After all the suffering he underwent, Jacob thanked G-d for this respite and asked Him to grant him continued tranquility. Clearly, he reasoned, he could fulfill his Divine mission better if unburdened by enemies and other worries. Thus, Jacob asked G-d for tranquility for the same reason that we long for the messianic future: in order to be free of all the impediments to fulfilling Gd's will in the fullest way possible. And indeed, G-d approved of Jacob's desire and granted his petition, at least to a certain extent: He allowed him to enjoy relative peace and comfort for a full nine years after arriving in Hebron.
But, as we immediately discover, there was a pernicious sibling rivalry brewing beneath the tranquil surface, which, when it emerged, would threaten to destroy the family and dash any hopes that this brotherhood would ever become the bearers of the patriarchs' vision. First, Joseph was sold into slavery by his brothers; then Judah parted company with them to form an alliance outside the family. Jacob himself remained inconsolable over the loss of Joseph. It would seem, then, that the rest of the parsha--that is, all but its first verse--reflects anything but the tranquility implied in its name.
To understand this seeming contradiction, let us recall that Jacob knew that fulfilling the Divine mission of making the world into G-d's home was dependent upon his overcoming the metaphysical power of Esau, and that Joseph embodied the spiritual qualities that would facilitate that achievement. Jacob therefore saw Joseph as his natural successor.

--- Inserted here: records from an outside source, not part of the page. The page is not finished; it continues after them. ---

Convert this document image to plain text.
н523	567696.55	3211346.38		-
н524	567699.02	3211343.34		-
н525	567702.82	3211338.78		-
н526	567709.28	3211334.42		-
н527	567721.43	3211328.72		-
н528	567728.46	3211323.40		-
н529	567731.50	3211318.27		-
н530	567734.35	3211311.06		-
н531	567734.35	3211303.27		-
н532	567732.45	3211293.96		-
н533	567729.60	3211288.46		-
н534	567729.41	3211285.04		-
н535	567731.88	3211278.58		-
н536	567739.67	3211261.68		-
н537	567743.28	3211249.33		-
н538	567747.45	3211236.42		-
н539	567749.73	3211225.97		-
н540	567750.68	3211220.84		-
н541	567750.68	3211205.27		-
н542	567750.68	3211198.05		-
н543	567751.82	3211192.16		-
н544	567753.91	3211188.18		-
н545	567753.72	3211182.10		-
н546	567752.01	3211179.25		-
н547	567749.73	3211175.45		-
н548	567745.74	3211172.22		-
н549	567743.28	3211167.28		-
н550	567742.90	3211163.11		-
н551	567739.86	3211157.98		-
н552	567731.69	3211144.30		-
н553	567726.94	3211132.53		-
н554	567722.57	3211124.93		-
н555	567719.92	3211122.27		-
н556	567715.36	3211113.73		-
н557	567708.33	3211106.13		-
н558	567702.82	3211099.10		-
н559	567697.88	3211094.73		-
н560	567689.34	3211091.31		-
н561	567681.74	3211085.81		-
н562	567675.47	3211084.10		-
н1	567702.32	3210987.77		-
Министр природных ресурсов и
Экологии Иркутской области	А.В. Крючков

Thus, although the last six parshiot of the Torah are devoted to Jacob, the last four of these six detail how Joseph fulfilled his father's expectations of him, providing the leadership needed by the next generation.
However, whereas Jacob chose to focus on Joseph's inner spiritual qualities, Joseph's brothers could not but notice that he was given to worrisome behavior, evincing arrogance and conceit that was alarmingly reminiscent of Esau's! The fact that their father openly treated him as their superior, apparently overlooking his shortcomings, only reinforced their association between him and Esau: after all, Esau's father Isaac was also deceived into thinking that his favored son was the rightful heir despite his outward behavior.
The brothers therefore concluded that just as there were children in the first two generations of Abraham's family who, for the good of the cause, had to be cut off, so, too, was it proving to be with the third generation. Rather than being the antidote to Esau, Joseph himself was the new Esau, and had to be eliminated.
Once Joseph's brothers were unequivocally convinced that he was unfit to rule, Divine Providence had to arrange for them to be convinced otherwise, and so began the protracted saga of Joseph's odyssey in Egypt.